Scientists have stored an entire human genome on a novel memory disc that will serve as our species’ insurance policy.
The research team from University of Southampton, in England, said it hoped that the crystal could provide a “blueprint” to bring humanity back from extinction thousands or even billions of years into the future.
The “revolutionary” disc was developed by the university’s Optoelectronics Research Centre (ORC) and is sometimes called a “Superman memory crystal” in reference to the Kryptonian memory crystals described in the franchise.
The crystal is equivalent to fused quartz, one of the most chemically and thermally durable materials on Earth that can withstand temperatures of up to 1000 °C, cosmic radiation, and extreme direct impact force.
Researchers at Southampton also call it a “5D” memory crystal because the data can be encoded within the material using two optical dimensions and three spatial coordinates. The team used ultra-fast lasers to precisely inscribe data into the crystal.

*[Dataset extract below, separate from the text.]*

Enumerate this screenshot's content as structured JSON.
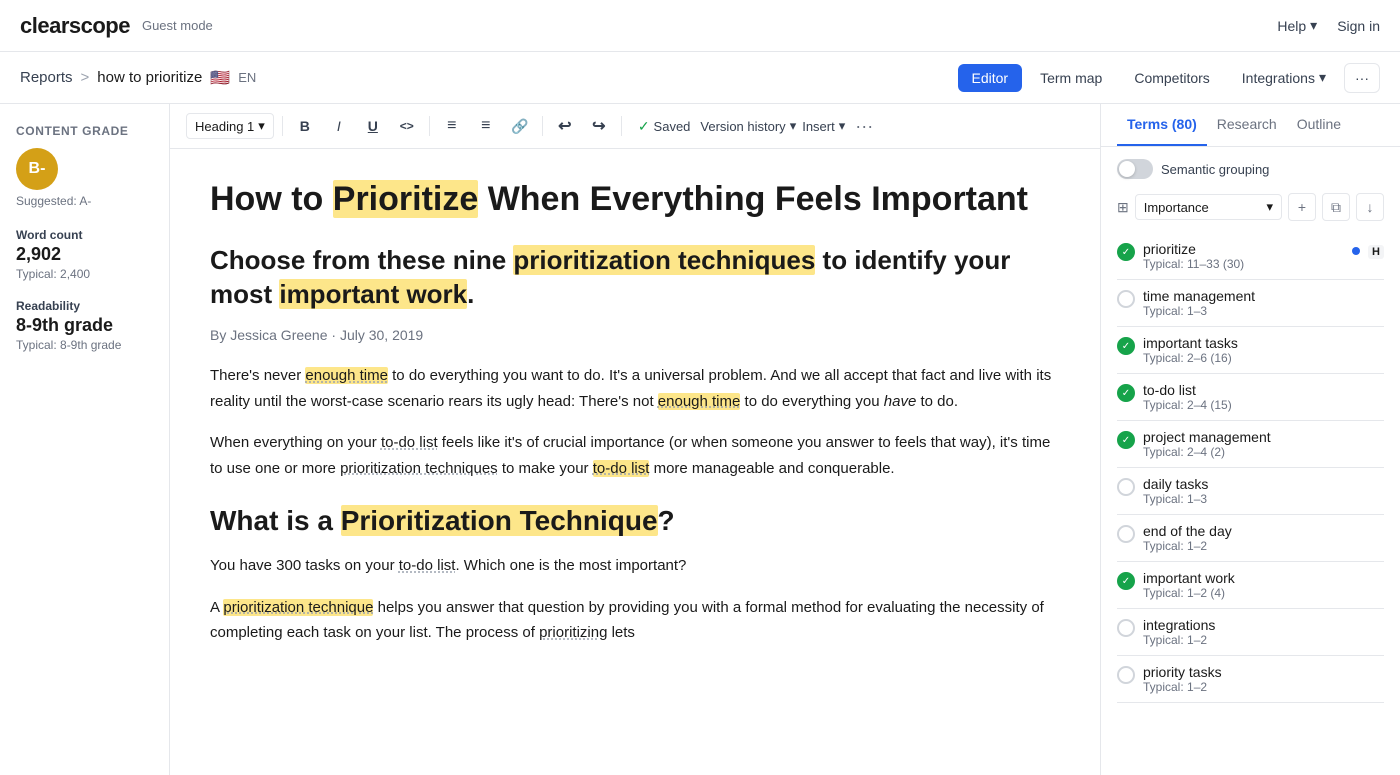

“We know from the work of others that genetic material of simple organisms can be synthesized and used in an existing cell to create a viable living specimen in a lab,” said Prof Peter Kazansky, who led the research team.
This means the technology could be used to store – and to help recreate – the genomes of animal and plant species actually faced with extinction.
“The 5D memory crystal opens up possibilities for other researchers to build an everlasting repository of genomic information from which complex organisms like plants and animals might be restored should science in the future allow,” Kazansky said.
The crystal with the human genome was tucked away in the Memory of Mankind archive, a special time capsule within a salt cave in Hallstatt, Austria.